British playwright Peter Shaffer, whose award-winning hits included Equus and Amadeus, has died. He was 90.

Shaffer’s agent, Rupert Lord, said the playwright died on Monday while on a visit to southwest Ireland with friends and family.

Born in Liverpool in 1926, Shaffer made his London and New York stage debut in 1958 with simmering domestic drama Five Finger Exercise, directed by John Gielgud.
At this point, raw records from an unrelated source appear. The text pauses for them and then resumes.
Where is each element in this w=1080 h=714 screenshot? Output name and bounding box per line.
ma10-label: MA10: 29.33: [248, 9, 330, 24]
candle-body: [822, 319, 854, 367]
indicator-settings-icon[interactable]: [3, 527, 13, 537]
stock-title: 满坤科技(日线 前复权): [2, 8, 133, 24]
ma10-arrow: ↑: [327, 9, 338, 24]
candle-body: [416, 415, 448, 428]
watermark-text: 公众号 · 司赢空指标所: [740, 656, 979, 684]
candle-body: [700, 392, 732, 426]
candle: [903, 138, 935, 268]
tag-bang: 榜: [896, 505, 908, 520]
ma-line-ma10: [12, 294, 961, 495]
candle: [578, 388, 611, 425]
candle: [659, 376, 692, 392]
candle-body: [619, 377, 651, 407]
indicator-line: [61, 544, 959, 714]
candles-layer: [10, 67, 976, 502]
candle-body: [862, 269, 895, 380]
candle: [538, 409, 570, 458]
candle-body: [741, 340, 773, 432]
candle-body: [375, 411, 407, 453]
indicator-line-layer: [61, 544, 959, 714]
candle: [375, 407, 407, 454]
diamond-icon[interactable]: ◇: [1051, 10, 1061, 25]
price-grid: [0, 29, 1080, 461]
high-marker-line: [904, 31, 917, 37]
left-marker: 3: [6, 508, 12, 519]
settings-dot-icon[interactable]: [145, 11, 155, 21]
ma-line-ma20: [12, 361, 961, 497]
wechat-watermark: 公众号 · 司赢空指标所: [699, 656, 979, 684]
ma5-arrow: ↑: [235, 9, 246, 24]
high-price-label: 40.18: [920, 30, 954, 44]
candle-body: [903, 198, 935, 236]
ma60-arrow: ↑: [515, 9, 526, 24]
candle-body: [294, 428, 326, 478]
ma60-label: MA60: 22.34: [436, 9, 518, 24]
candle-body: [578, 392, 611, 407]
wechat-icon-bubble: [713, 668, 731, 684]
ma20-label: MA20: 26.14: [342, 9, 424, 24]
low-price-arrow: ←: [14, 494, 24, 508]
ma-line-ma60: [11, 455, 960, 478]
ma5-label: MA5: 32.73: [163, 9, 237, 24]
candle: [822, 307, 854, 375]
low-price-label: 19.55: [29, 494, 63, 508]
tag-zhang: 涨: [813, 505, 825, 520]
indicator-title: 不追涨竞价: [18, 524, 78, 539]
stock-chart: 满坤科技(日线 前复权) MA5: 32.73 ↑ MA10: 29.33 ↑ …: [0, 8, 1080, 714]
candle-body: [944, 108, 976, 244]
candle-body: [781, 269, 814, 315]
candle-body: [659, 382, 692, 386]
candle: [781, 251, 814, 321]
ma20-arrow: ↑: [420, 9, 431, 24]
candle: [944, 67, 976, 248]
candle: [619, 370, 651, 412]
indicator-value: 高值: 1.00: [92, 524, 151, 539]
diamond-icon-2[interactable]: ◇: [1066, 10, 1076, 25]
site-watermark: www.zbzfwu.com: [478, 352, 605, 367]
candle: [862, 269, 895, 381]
He had a huge hit in 1964 with The Royal Hunt of the Sun, a spectacular imagining of the Spanish conquest of Peru that was staged by Britain’s newly founded National Theatre.

Shaffer went on to write many of his plays for the National, from where they often moved on to commercial West End runs and Broadway.

For much of his long career Shaffer achieved the often-elusive goal of combining commercial and critical success, writing thoughtful, cleverly crafted plays that became box-office hits in London and New York.

In 1965, the National Theatre staged Shaffer’s farce Black Comedy with a cast including Maggie Smith and Derek Jacobi.

His 1973 play Equus, about a troubled stable boy who inexplicably blinds horses, won a Tony Award for best play and was filmed in 1977 by director Sidney Lumet with Peter Firth as the boy and Richard Burton as a psychiatrist who tries to help him.